15 May 1648

The Treaty of Westphalia is signed.

The Peace of Westphalia refers to the pair of treaties signed in October and May 1648 which ended both the Thirty Years’ War and the Eighty Years’ War. The treaties were signed on October 24 and May 15, 1648 and involved the Holy Roman Emperor Ferdinand III, the other German princes, Spain, France, Sweden and representatives from the Dutch republic. The Treaty of the Pyrenees, signed in 1659, ending the war between France and Spain, is also often considered part of the treaty.

The peace as a whole is often used by historians to mark the beginning of the modern era. Each ruler would have the right to determine their state’s religion—thus, in law, Protestantism and Catholicism were equal. The texts of the two treaties are largely identical and deal with the internal affairs of the Holy Roman Empire.

The Peace of Westphalia continues to be of importance today, with many academics asserting that the international system that exists today began at Westphalia. Both the basis and the result of this view have been attacked by revisionist academics and politicians alike, with revisionists questioning the significance of the Peace, and commentators and politicians attacking the “Westphalian System” of sovereign nation-states. The concept of each nation-state, regardless of size, as of equal legal value informed the founding of the United Nations, where all member states have one vote in the General Assembly. In the second half of the twentieth century, the democratic nation state as the pinnacle of political evolution saw membership of the UN rise from 50 when it was founded to 192 at the start of the twenty-first century. However, many new nations were artificial creations from the colonial division of the world, reflecting the economic interests of the colonizers rather than local cultural, ethnic, religious or other significant boundaries which serve as the foundation of cohesive societies.

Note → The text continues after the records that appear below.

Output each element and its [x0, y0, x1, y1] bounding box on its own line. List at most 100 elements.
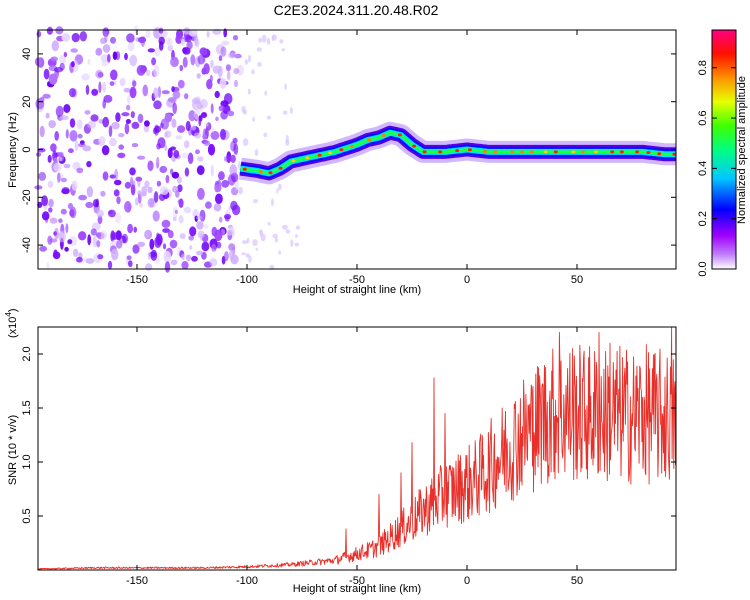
noise-speckle	[96, 240, 101, 248]
noise-speckle	[198, 115, 203, 122]
noise-speckle	[164, 261, 171, 273]
noise-speckle	[114, 168, 118, 180]
noise-speckle	[63, 51, 68, 58]
noise-speckle	[282, 224, 288, 230]
noise-speckle	[48, 207, 53, 213]
noise-speckle	[140, 37, 145, 47]
noise-speckle	[171, 118, 177, 128]
noise-speckle	[229, 249, 235, 260]
noise-speckle	[217, 65, 223, 78]
noise-speckle	[39, 125, 45, 138]
noise-speckle	[156, 156, 160, 169]
noise-speckle	[45, 214, 49, 224]
noise-speckle	[209, 258, 218, 267]
noise-speckle	[145, 263, 153, 271]
noise-speckle	[55, 105, 64, 118]
noise-speckle	[56, 156, 63, 162]
noise-speckle	[203, 140, 211, 147]
noise-speckle	[200, 112, 208, 118]
ridge-peak	[397, 133, 402, 137]
noise-speckle	[196, 250, 203, 256]
ridge-peak	[438, 150, 443, 154]
noise-speckle	[65, 223, 69, 234]
noise-speckle	[156, 180, 162, 187]
noise-speckle	[101, 59, 109, 67]
colorbar: 0.0 0.2 0.4 0.6 0.8 Normalized spectral ampl…	[697, 29, 748, 277]
noise-speckle	[196, 165, 205, 176]
noise-speckle	[42, 93, 51, 99]
ridge-peak	[305, 156, 310, 160]
noise-speckle	[112, 51, 118, 60]
noise-speckle	[54, 66, 63, 73]
noise-speckle	[179, 233, 186, 240]
noise-speckle	[271, 34, 277, 41]
noise-speckle	[137, 113, 144, 124]
noise-speckle	[135, 176, 143, 182]
noise-speckles	[34, 25, 300, 273]
noise-speckle	[176, 176, 182, 184]
ridge-peak	[610, 150, 615, 154]
noise-speckle	[111, 122, 120, 130]
multiplier-close: )	[7, 308, 19, 312]
multiplier-base: (x10	[7, 317, 19, 338]
noise-speckle	[69, 209, 75, 217]
noise-speckle	[110, 69, 118, 81]
top-y-axis-label: Frequency (Hz)	[7, 112, 19, 188]
noise-speckle	[229, 164, 238, 177]
noise-speckle	[153, 65, 160, 77]
noise-speckle	[181, 253, 185, 261]
noise-speckle	[163, 250, 172, 263]
noise-speckle	[181, 260, 189, 270]
noise-speckle	[149, 238, 155, 250]
noise-speckle	[188, 235, 195, 241]
colorbar-tick-label: 0.0	[697, 261, 709, 276]
noise-speckle	[233, 68, 240, 75]
noise-speckle	[157, 86, 161, 98]
noise-speckle	[197, 230, 205, 239]
ridge-peak	[580, 150, 585, 154]
noise-speckle	[182, 56, 188, 68]
noise-speckle	[185, 120, 191, 132]
noise-speckle	[97, 254, 104, 260]
noise-speckle	[39, 245, 47, 252]
noise-speckle	[210, 130, 220, 140]
snr-x-tick-label: -150	[126, 575, 148, 587]
noise-speckle	[171, 86, 175, 93]
noise-speckle	[172, 102, 177, 115]
noise-speckle	[123, 87, 131, 93]
noise-speckle	[85, 201, 94, 209]
ridge-peak	[317, 153, 322, 157]
noise-speckle	[183, 27, 191, 35]
ridge-peak	[455, 149, 460, 153]
noise-speckle	[115, 112, 121, 123]
noise-speckle	[172, 90, 181, 99]
noise-speckle	[77, 133, 83, 139]
top-x-tick-label: 50	[571, 274, 583, 286]
noise-speckle	[282, 110, 288, 115]
noise-speckle	[103, 94, 113, 103]
snr-x-tick-label: -50	[349, 575, 365, 587]
noise-speckle	[202, 133, 207, 140]
snr-y-axis: 0.5 1.0 1.5 2.0	[21, 346, 676, 524]
noise-speckle	[118, 144, 124, 150]
svg-text:(x104): (x104)	[4, 308, 19, 338]
noise-speckle	[133, 226, 137, 233]
noise-speckle	[164, 113, 172, 123]
noise-speckle	[220, 46, 227, 57]
noise-speckle	[216, 241, 222, 249]
noise-speckle	[92, 235, 97, 248]
noise-speckle	[144, 120, 150, 127]
noise-speckle	[129, 54, 138, 67]
noise-speckle	[226, 229, 233, 236]
noise-speckle	[43, 68, 50, 80]
noise-speckle	[178, 198, 184, 208]
colorbar-tick-label: 0.6	[697, 110, 709, 125]
noise-speckle	[129, 167, 136, 176]
noise-speckle	[45, 112, 50, 119]
noise-speckle	[214, 229, 223, 241]
noise-speckle	[261, 34, 267, 43]
top-x-tick-label: 0	[464, 274, 470, 286]
noise-speckle	[161, 219, 171, 228]
noise-speckle	[48, 120, 57, 129]
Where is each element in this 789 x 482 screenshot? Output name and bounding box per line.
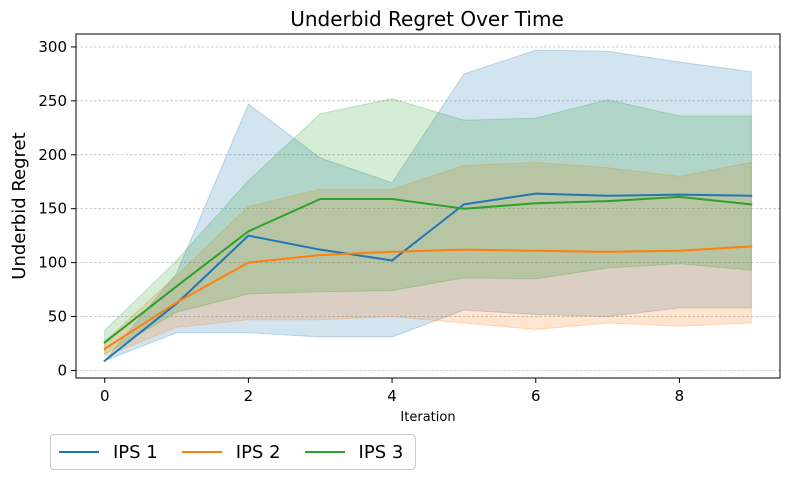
legend-item-ips-2: IPS 2 — [180, 442, 281, 463]
x-tick-label-2: 2 — [244, 387, 254, 405]
legend-swatch-ips-1 — [59, 451, 99, 453]
chart-title: Underbid Regret Over Time — [290, 7, 564, 31]
plot-frame — [75, 33, 781, 379]
y-tick-label-200: 200 — [38, 146, 67, 164]
x-tick-label-0: 0 — [100, 387, 110, 405]
x-axis-ticks: 0 2 4 6 8 — [100, 378, 684, 405]
x-tick-label-8: 8 — [675, 387, 685, 405]
y-tick-label-0: 0 — [57, 361, 67, 379]
band-ips-3 — [104, 98, 752, 356]
x-tick-label-6: 6 — [531, 387, 541, 405]
x-axis-label: Iteration — [400, 410, 455, 425]
legend-swatch-ips-3 — [304, 451, 345, 453]
legend-label-ips-3: IPS 3 — [358, 441, 404, 463]
line-ips-3 — [103, 195, 753, 344]
grid-lines — [76, 46, 780, 371]
legend-item-ips-3: IPS 3 — [303, 441, 404, 463]
line-ips-2 — [103, 245, 753, 351]
line-ips-1 — [103, 192, 753, 363]
y-tick-label-300: 300 — [38, 38, 67, 56]
y-axis-label: Underbid Regret — [9, 132, 30, 279]
y-tick-label-250: 250 — [38, 92, 67, 110]
x-tick-label-4: 4 — [387, 387, 397, 405]
legend: IPS 1 IPS 2 IPS 3 — [50, 434, 417, 470]
y-tick-label-50: 50 — [48, 308, 67, 326]
band-ips-2 — [104, 161, 752, 358]
band-ips-1 — [103, 49, 752, 362]
legend-label-ips-2: IPS 2 — [235, 441, 281, 463]
legend-item-ips-1: IPS 1 — [57, 442, 158, 463]
series-lines — [103, 192, 753, 363]
y-tick-label-150: 150 — [38, 200, 67, 218]
legend-swatch-ips-2 — [181, 451, 222, 453]
y-axis-ticks: 0 50 100 150 200 250 300 — [38, 38, 76, 379]
legend-label-ips-1: IPS 1 — [113, 441, 158, 463]
y-tick-label-100: 100 — [38, 254, 67, 272]
confidence-bands — [103, 49, 752, 362]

Peace negotiations between France and the Habsburgs began in Cologne in 1641. These negotiations were initially blocked by Cardinal Richelieu of France, who insisted on the inclusion of all his allies, whether fully sovereign countries or states within the Holy Roman Empire. In Hamburg and Lübeck, Sweden and the Holy Roman Empire negotiated the Treaty of Hamburg with the intervention of Richelieu. The Holy Roman Empire and Sweden declared the preparations of Cologne and the Treaty of Hamburg to be preliminaries of an overall peace agreement.

Dutch envoy Adriaan Pauw enters Münster around 1646 for the peace negotiations
The main peace negotiations took place in Westphalia, in the neighboring cities of Münster and Osnabrück. Both cities were maintained as neutral and demilitarized zones for the negotiations.

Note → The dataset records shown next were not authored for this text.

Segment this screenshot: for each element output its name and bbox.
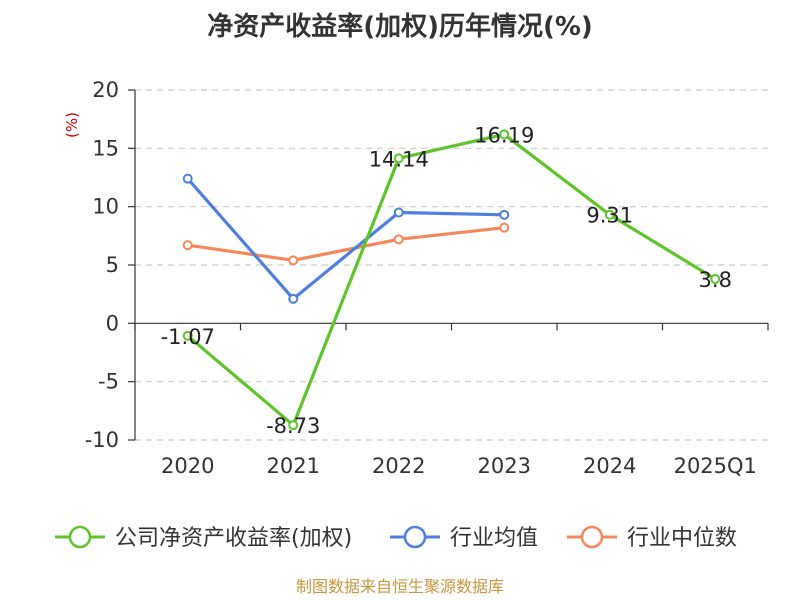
y-tick-label: 15 (92, 136, 119, 160)
x-tick-label: 2020 (161, 454, 214, 478)
data-point (182, 173, 193, 184)
data-point (499, 222, 510, 233)
legend-label: 公司净资产收益率(加权) (115, 526, 352, 551)
y-tick-label: 10 (92, 195, 119, 219)
data-point (182, 240, 193, 251)
data-point (288, 255, 299, 266)
legend-marker (403, 525, 427, 549)
data-point (393, 153, 404, 164)
data-label: 14.14 (369, 147, 429, 171)
data-label: 9.31 (586, 204, 633, 228)
series-group (182, 129, 721, 431)
x-tick-label: 2022 (372, 454, 425, 478)
data-point (393, 234, 404, 245)
x-tick-label: 2021 (267, 454, 320, 478)
data-point (604, 209, 615, 220)
data-label: -8.73 (266, 414, 320, 438)
x-tick-label: 2023 (478, 454, 531, 478)
data-point (393, 207, 404, 218)
data-label: 16.19 (474, 123, 534, 147)
legend-marker (68, 525, 92, 549)
y-axis-unit-label: (%) (63, 112, 81, 138)
data-label: -1.07 (161, 325, 215, 349)
y-tick-label: -10 (85, 428, 119, 452)
data-point (499, 129, 510, 140)
series-line (186, 132, 717, 427)
source-note: 制图数据来自恒生聚源数据库 (296, 577, 504, 596)
y-tick-label: 5 (106, 253, 119, 277)
chart-title: 净资产收益率(加权)历年情况(%) (207, 11, 593, 42)
legend-marker (580, 525, 604, 549)
data-point (182, 330, 193, 341)
y-tick-label: -5 (98, 370, 119, 394)
x-tick-label: 2025Q1 (674, 454, 757, 478)
data-label: 3.8 (699, 268, 732, 292)
series-line (186, 177, 506, 301)
y-tick-label: 20 (92, 78, 119, 102)
data-point (710, 274, 721, 284)
data-point (288, 293, 299, 304)
data-labels: -1.07 -8.73 14.14 16.19 9.31 3.8 (161, 123, 732, 438)
y-tick-label: 0 (106, 311, 119, 335)
x-tick-label: 2024 (583, 454, 636, 478)
legend: 公司净资产收益率(加权) 行业均值 行业中位数 (55, 525, 737, 551)
legend-label: 行业均值 (450, 526, 538, 551)
data-point (499, 209, 510, 220)
series-line (186, 226, 506, 262)
data-point (288, 420, 299, 431)
grid-lines (135, 89, 768, 441)
legend-label: 行业中位数 (627, 526, 737, 551)
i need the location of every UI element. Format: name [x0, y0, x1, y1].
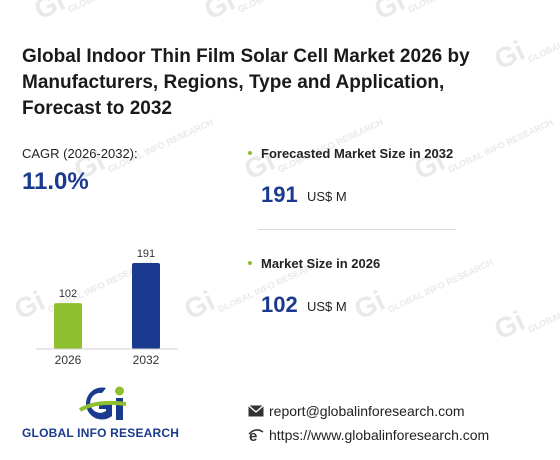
bullet-icon [248, 261, 252, 265]
current-value: 102 [261, 292, 298, 317]
forecast-unit: US$ M [307, 189, 347, 204]
svg-text:e: e [249, 428, 257, 442]
logo-text: GLOBAL INFO RESEARCH [22, 426, 180, 440]
cagr-label: CAGR (2026-2032): [22, 146, 138, 161]
cagr-value: 11.0% [22, 168, 89, 195]
bar-value-label: 191 [137, 248, 155, 260]
website-link[interactable]: https://www.globalinforesearch.com [269, 427, 490, 443]
bar-2026 [54, 303, 82, 349]
forecast-value: 191 [261, 182, 298, 207]
forecast-label: Forecasted Market Size in 2032 [261, 146, 454, 161]
current-unit: US$ M [307, 299, 347, 314]
email-link[interactable]: report@globalinforesearch.com [269, 403, 465, 419]
metric-divider [258, 229, 456, 230]
browser-e-icon: e [248, 428, 264, 442]
envelope-icon [248, 404, 264, 417]
bullet-icon [248, 151, 252, 155]
bar-value-label: 102 [59, 288, 77, 300]
current-label: Market Size in 2026 [261, 256, 381, 271]
logo-mark-icon [78, 386, 127, 420]
bar-2032 [132, 263, 160, 349]
category-label: 2032 [133, 353, 160, 367]
page-title: Global Indoor Thin Film Solar Cell Marke… [22, 46, 470, 119]
category-label: 2026 [55, 353, 82, 367]
company-logo: GLOBAL INFO RESEARCH [22, 380, 192, 440]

In Münster, negotiations took place between the Holy Roman Empire and France, as well as between the Dutch Republic and Spain. Münster had been, since its re-Catholicisation in 1535, a strictly mono-denominational community. It housed the Chapter of the Prince-Bishopric of Münster. Only Roman Catholic worship was permitted, while Calvinism and Lutheranism were prohibited.

Sweden preferred to negotiate with the Holy Roman Empire in Osnabrück, controlled by the Protestant forces. Osnabrück was a bidenominational Lutheran and Catholic city, with two Lutheran churches and two Catholic churches. The city council was exclusively Lutheran, and the burghers mostly so, but the city also housed the Catholic Chapter of the Prince-Bishopric of Osnabrück and had many other Catholic inhabitants. Osnabrück had been subjugated by troops of the Catholic League from 1628 to 1633 and then taken by Lutheran Sweden.